We are happy to announce that Naomi Oreskes, world renowned thinker who established the consensus on human-induced climate change and bestselling author of books including The Merchants of Doubt, and The Big Myth, will visit Stockholm April 24 for an evening event at ABF Huset, Stockholm.

Tickets  include food and drinks at a mingle afterwards. Proceeds support ABF's activities promoting lifelong learning, democracy, and equality.

Her most recent book, The Big Myth: How American Business Taught Us to Loathe Government and Love the Free Market, details how American business organizations created a deep, near-spiritual faith in the idea of free markets, helping them oppose environmental and workers regulations for nearly a century.

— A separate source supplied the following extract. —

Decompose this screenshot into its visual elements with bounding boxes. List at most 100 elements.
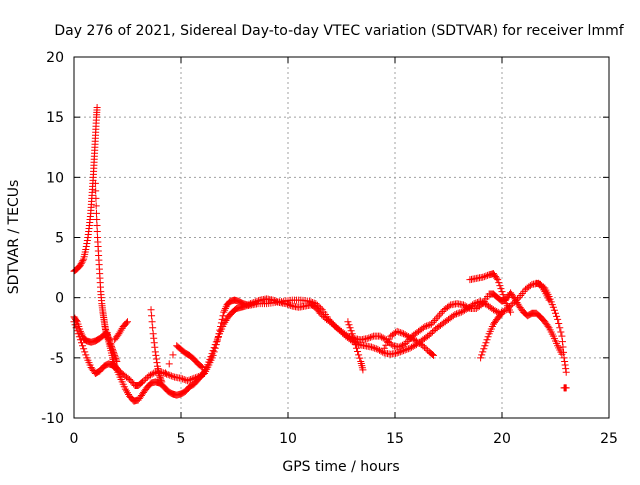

Merchants of Doubt (also made into a documentary film),revealed how corporate lobbying spread mistrust in climate change using the same techniques as the tobacco lobby, which long claimed smoking was safe and postponed regulation.

In this talk she will present new work that shows how, taken into its full scientific account, climate change breaks the historical promise of continued progress on which Western societies have built their political and economic institutions. She will outline how futuristic framings of solutions – and faith in techno-fixes – allow us to avoid looking the role of the powerful in the dangerous deferral of climate action.

Naomi Oreskes is Henry Charles Lea Professor of the History of Science and Affiliated Professor of Earth and Planetary Sciences at Harvard University. A world-renowned earth scientist, historian and public speaker, she is a leading voice on the role of science in society, the implications of anthropogenic climate change, and the role of disinformation in blocking climate action.

The event is part of a new series of public events called Changing Earth, that brings internationally leading voices to Stockholm to explore how human societies altered the conditions of the Earth System and what it means to inhabit this new world that we are facing. The series is organised by the Centre for Anthropocene History and the KTH Environmental Humanities Laboratory at KTH Royal Institute for Technology, in collaboration with ABF and Arena.